When I wrote the latest version of my will, my attorney noted I’d made no provisions for my ashes. Nonplussed, I asked, “Doesn’t the funeral parlor dump them?”
As the deceased-to-be, my lawyer’s question struck me as impertinent. I don’t pay taxes once I’m dead. Why should I be responsible for my ashes?
Seated behind his mahogany desk, the man paled, as if I’d suggested Hillary Clinton should run for president a third time.
“No family?”
“None.”
“No friends?”
“What a horrible thing to ask of a friend.”
“Dump them, you say?”
“Yes. Dump them.”
I paint this scene, which is true, to illustrate how little I care for the rituals of death. In my experience, funerals are places to see and be seen rather than an occasion of mourning. I’ve been crushed by job seekers or hopeful politicians intent upon running me over to get to someone important at the far side of the church. I think it a kindness that when I die, I have no plans to endanger others in similar fashion.
As I have been out of step with much of humanity the bulk of my life, my leaving it should be no different. I am appalled that since Evelyn Waugh wrote The Loved One, funerals have become more elaborate rather than less.
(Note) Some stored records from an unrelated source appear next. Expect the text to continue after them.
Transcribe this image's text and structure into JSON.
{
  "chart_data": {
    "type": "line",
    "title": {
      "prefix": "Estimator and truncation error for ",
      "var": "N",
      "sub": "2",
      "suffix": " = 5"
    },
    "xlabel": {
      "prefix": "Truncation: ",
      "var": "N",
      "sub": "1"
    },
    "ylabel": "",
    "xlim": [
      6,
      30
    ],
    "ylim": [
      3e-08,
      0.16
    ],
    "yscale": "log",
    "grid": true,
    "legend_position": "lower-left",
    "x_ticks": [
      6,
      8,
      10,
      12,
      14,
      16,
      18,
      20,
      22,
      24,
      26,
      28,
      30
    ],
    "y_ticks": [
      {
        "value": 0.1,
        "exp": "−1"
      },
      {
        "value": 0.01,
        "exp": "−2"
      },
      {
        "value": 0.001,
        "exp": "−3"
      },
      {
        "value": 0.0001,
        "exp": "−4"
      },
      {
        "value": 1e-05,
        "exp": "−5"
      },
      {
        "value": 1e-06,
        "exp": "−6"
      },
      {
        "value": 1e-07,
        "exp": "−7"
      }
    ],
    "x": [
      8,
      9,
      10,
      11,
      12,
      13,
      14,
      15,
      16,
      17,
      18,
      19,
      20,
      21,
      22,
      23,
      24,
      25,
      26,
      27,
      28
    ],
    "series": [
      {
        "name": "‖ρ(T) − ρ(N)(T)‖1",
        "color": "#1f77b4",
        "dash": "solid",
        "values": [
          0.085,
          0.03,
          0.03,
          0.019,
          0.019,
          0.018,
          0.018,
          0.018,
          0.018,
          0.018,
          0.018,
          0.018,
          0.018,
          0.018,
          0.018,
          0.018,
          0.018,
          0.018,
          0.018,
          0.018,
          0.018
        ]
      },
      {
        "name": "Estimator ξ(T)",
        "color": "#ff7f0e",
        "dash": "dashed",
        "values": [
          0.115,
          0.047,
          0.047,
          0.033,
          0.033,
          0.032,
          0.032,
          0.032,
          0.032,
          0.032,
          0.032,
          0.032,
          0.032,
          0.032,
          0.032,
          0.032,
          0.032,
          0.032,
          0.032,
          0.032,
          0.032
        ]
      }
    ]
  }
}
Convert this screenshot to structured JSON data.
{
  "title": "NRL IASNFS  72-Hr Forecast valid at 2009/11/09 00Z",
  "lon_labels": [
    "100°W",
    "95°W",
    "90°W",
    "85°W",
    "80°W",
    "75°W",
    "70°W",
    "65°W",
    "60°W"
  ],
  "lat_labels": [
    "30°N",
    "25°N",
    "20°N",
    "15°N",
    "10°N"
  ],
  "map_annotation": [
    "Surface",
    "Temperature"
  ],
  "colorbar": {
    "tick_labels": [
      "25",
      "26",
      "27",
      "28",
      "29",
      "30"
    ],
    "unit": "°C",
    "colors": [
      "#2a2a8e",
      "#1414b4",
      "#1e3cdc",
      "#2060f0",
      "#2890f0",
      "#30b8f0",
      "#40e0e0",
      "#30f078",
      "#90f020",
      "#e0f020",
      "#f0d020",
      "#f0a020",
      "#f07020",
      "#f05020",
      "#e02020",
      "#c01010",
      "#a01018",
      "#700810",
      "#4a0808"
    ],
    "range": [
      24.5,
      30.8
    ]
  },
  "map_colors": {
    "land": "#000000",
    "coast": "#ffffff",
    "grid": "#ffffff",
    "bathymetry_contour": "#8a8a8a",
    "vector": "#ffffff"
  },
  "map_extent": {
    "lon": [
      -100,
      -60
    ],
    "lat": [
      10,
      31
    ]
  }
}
Dressing for funerals has a become high fashion occasion, particularly as ceremonies approach Wagnerian proportions.
According to writer Bob Morris, funeral productions now require seating charts, music for exits and entrances, choirs and doves and floral arrangements — enough theater to employ a producer and a director. As someone in the business explains, it has to be right because there are no “do overs.” (“End Games,” by Bob Morris, Town & Country, September 2017, pg. 126.) And let’s not forget the expense of filming the event. Who will watch afterwards, I don’t know. Not the deceased, I am sure.
No, I’m not going through all that falderal just to die, nor the expense, either. However it’s choreographed, I’m certain death will not become me.